US wants effective Alzheimer's treatment by 2025

WASHINGTON

The Obama administration is developing the first National Alzheimer's Plan to find better treatments for the disease and offer better day-to-day care for those afflicted.

A newly released draft of the overall goals for that plan sets the 2025 deadline, but doesn't provide details of how to fund the necessary research to meet that target date. Today's treatments only temporarily ease some dementia symptoms, and work to find better ones has been frustratingly slow.

A committee of Alzheimer's experts began a two-day meeting Tuesday to help advise the government on how the eventual plan, expected by spring, could meet those goals.

Families have been "reminding us of the enormity of our task, perhaps most important the meaningfulness of it," said Dr. Ron Petersen, an Alzheimer's specialist at the Mayo Clinic, who chairs the committee.

But hanging over the meeting is the reality of a budget crunch. It's not clear how much money the federal government will be able to devote to Alzheimer's, and states have seen their Alzheimer's budgets cut.

"We're not going to fix this without substantial resources," said David Hoffman of the New York State Department of Health, who oversees that state's Alzheimer's programs. "In New York, we're hanging on by our nails."

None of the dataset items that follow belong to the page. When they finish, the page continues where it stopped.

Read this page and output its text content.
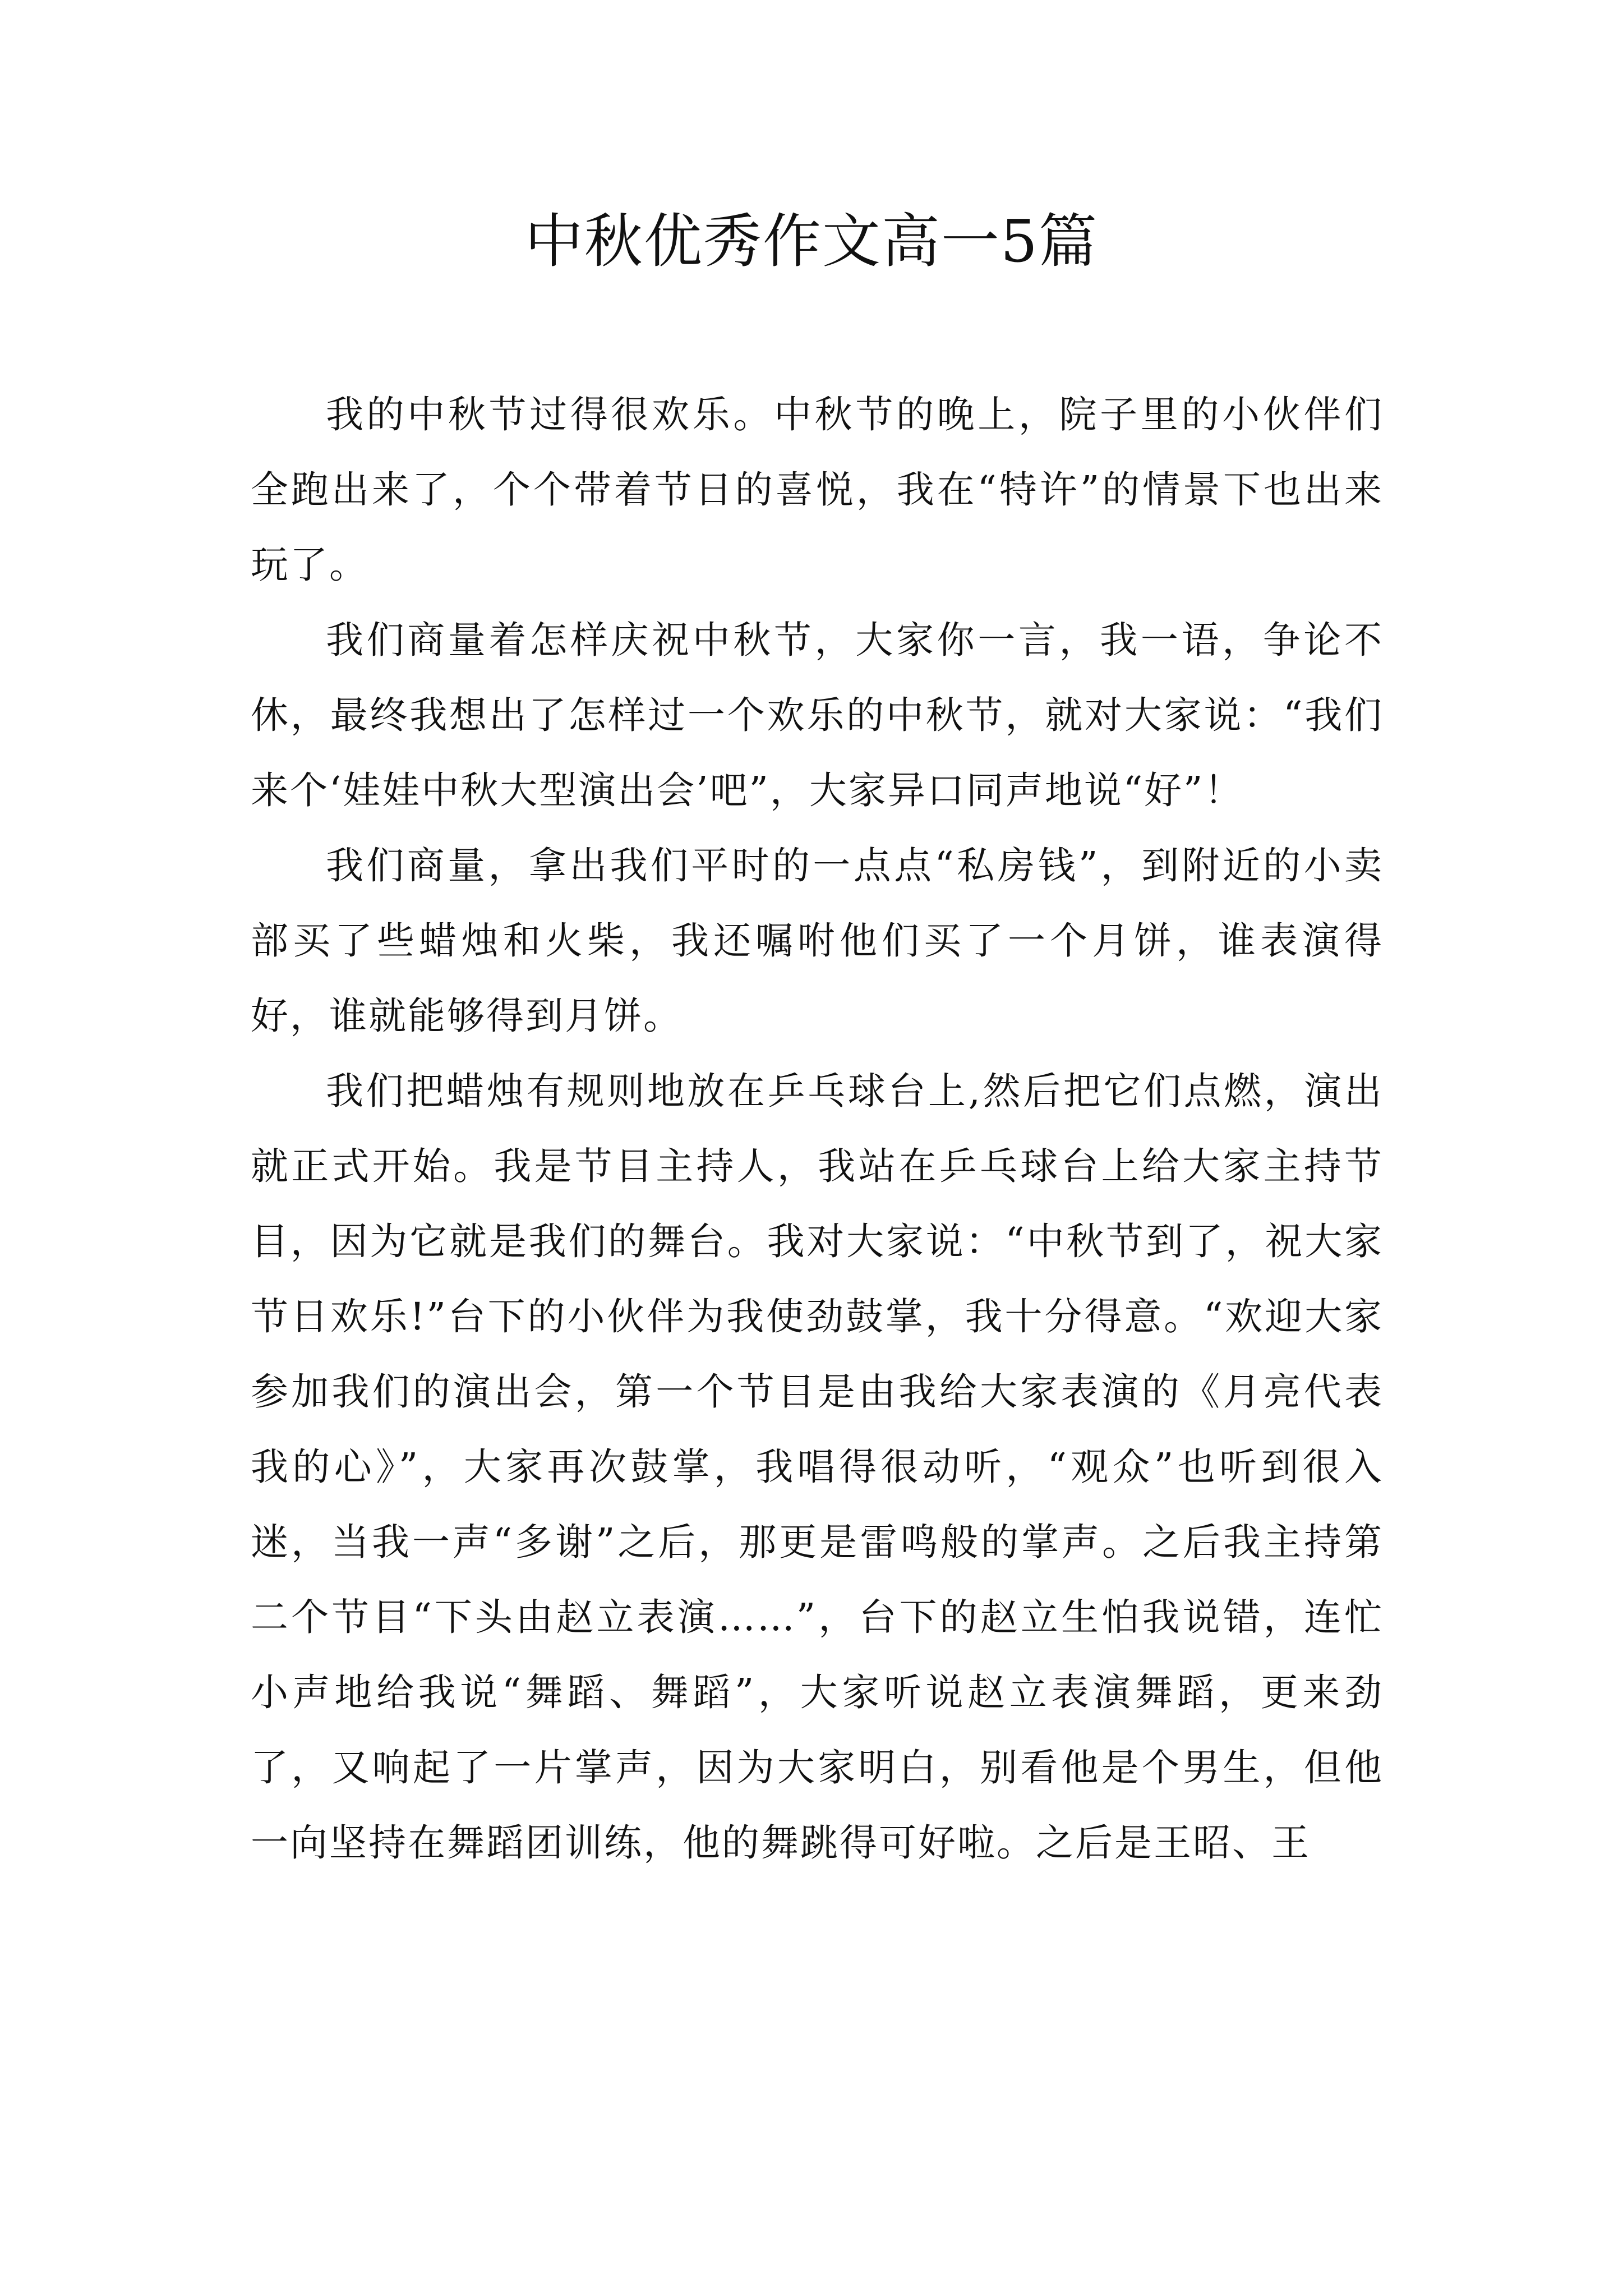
中秋优秀作文高一5篇

我的中秋节过得很欢乐。中秋节的晚上，院子里的小伙伴们全跑出来了，个个带着节日的喜悦，我在“特许”的情景下也出来玩了。

我们商量着怎样庆祝中秋节，大家你一言，我一语，争论不休，最终我想出了怎样过一个欢乐的中秋节，就对大家说：“我们来个‘娃娃中秋大型演出会’吧”，大家异口同声地说“好”！

我们商量，拿出我们平时的一点点“私房钱”，到附近的小卖部买了些蜡烛和火柴，我还嘱咐他们买了一个月饼，谁表演得好，谁就能够得到月饼。

我们把蜡烛有规则地放在乒乓球台上,然后把它们点燃，演出就正式开始。我是节目主持人，我站在乒乓球台上给大家主持节目，因为它就是我们的舞台。我对大家说：“中秋节到了，祝大家节日欢乐!”台下的小伙伴为我使劲鼓掌，我十分得意。“欢迎大家参加我们的演出会，第一个节目是由我给大家表演的《月亮代表我的心》”，大家再次鼓掌，我唱得很动听，“观众”也听到很入迷，当我一声“多谢”之后，那更是雷鸣般的掌声。之后我主持第二个节目“下头由赵立表演……”，台下的赵立生怕我说错，连忙小声地给我说“舞蹈、舞蹈”，大家听说赵立表演舞蹈，更来劲了，又响起了一片掌声，因为大家明白，别看他是个男生，但他一向坚持在舞蹈团训练，他的舞跳得可好啦。之后是王昭、王
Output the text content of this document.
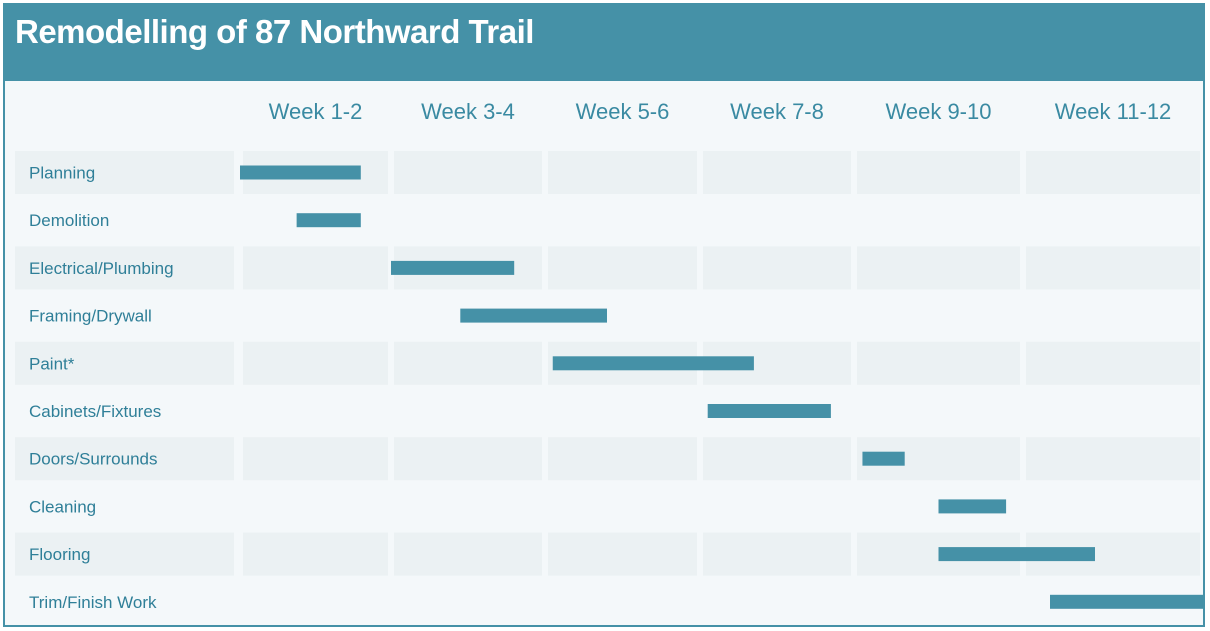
Remodelling of 87 Northward Trail
Week 1-2	Week 3-4	Week 5-6	Week 7-8	Week 9-10	Week 11-12
Planning
Demolition
Electrical/Plumbing
Framing/Drywall
Paint*
Cabinets/Fixtures
Doors/Surrounds
Cleaning
Flooring
Trim/Finish Work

An estimated 5.4 million Americans have Alzheimer's or similar dementias. It's the sixth-leading killer, and is steadily growing as the population rapidly ages. By 2050, 13 million to 16 million Americans are projected to have Alzheimer's, costing $1 trillion in medical and nursing home expenditures.

The national plan is supposed to tackle both the medical and social aspects of dementia, and advocacy groups had urged that it set a deadline for progress.

Among the draft's other goals:

--Improve timely diagnosis. A recent report found as many as half of today's Alzheimer's sufferers haven't been formally diagnosed, in part because of stigma and the belief that nothing can be done. Symptomatic treatment aside, a diagnosis lets families plan, and catching the disease earlier would be crucial if scientists ever found ways to slow the disease's progress.

To do that, the draft suggests starting with a national public awareness campaign so more people know the early warning signs of dementia -- and to include memory assessment tools in the annual Medicare wellness visit.

--Improve support and training for families so they know what resources are available for patients and what to expect as dementia worsens.

A caregiver-training program in New York has shown that families taught how to handle common dementia problems, and given support, are able to keep their loved ones at home for longer. Hoffman said such training programs are far cheaper than nursing homes.

Alzheimer's sufferers gradually lose the ability to do the simplest activities of daily life and can survive that way for a decade or more. In meetings around the country last summer and fall, families urged federal health officials to make sure the national plan addresses how to help patients live their last years at home without ruining their caregivers' own health and finances.